Organizações como a AP e o PC do B também tratam de retirar seus militantes da universidade para protegê-los de prisões e para integrá-los em fábricas e no campo de modo a estabelecer vínculos com as classes que elas consideravam que eram fundamentais para a revolução e para o estabelecimento de guerrilhas rurais.
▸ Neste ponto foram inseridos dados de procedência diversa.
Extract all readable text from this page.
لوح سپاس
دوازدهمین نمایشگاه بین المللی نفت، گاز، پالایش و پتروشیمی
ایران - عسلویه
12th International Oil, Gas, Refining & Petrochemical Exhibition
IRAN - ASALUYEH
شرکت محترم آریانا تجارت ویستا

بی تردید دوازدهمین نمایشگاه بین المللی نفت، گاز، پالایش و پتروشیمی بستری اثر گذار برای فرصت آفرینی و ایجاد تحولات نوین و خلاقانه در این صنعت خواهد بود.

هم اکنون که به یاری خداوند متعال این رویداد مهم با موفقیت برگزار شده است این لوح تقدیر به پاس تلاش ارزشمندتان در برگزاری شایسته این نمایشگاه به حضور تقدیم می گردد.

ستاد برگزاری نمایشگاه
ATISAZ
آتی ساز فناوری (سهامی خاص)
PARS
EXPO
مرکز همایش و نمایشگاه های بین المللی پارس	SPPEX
Assim, no período mais mortífero da Ditadura, aquele que se sucede ao Ato-5, conhecido como os anos de chumbo, o movimento estudantil entra em declínio e a atividade política praticamente cessa nas universidades. Os ex-líderes estudantes estavam mortos, como Honestino Guimarães, o último presidente da UNE, assassinado e desaparecido em 1973. Outros estavam nas prisões ou no exílio, como José Dirceu, Luís Travassos e Vladimir Palmeira. Torturas, assassinatos e desaparecimentos tornaram-se rotina no aparato repressivo e a censura absoluta dos meios de comunicação impedia que se soubesse o que ocorria ao mesmo tempo que uma propaganda governamental taxava de terroristas e assassinos a oposição ao regime.
Até 1971 praticamente todos os movimentos armados estavam derrotados no Brasil, e com eles centenas de jovens assassinados e milhares, presos. Após liquidar os grupos armados e o PC do B, que organizara a Guerrilha do Araguaia, a repressão policial se abateu também sobre organizações que não empreendiam a luta armada, como a AP e o PCB.
Na PUC-SP, contudo, o clima era menos tenso, embora se soubesse que espiões frequentavam os cursos e por isso, professores e alunos tomassem cuidado com o que diziam ou com quem se relacionavam. Dom Paulo Arns, nomeado Cardeal de São Paulo e a Reitoria da PUC, em um ato de grande ousadia, tinham acolhido vários dos professores universitários que haviam sido cassados pelos atos institucionais.
Por isso, para não levantar suspeitas, estudantes ligados aos poucos membros de organizações de esquerda que haviam sobrevivido ao pior da violência policial começaram a reorganizar o movimento estudantil por meio de atividades consideradas não políticas, como grupos de teatro ou de estudos (depoimento Ana Bock, Leda e Madalena e outros).
Um ponto de virada nesse processo de lenta recuperação do movimento estudantil em São Paulo foi a comoção provocada pelo assassinato de Alexandre Vanucchi Leme, então militante da ALN e estudante de geologia da USP, em março de 1973 pelo serviço de inteligência militar. Foi a primeira vez, desde 68, que ocorreu uma manifestação pública massiva de repúdio ao regime ditatorial. Os colegas de curso de Alexandre Vannucchi, organizaram uma missa em sua homenagem, que foi celebrada pelo cardeal Dom Paulo Evaristo Arns, então Grão Chanceler da PUC-SP e assistida por três mil pessoas.
No ano seguinte, em resposta a uma nova onda de prisões de estudantes da USP, cria-se um Comitê de Defesa dos Presos Políticos ao qual se integram estudantes e professores da PUC.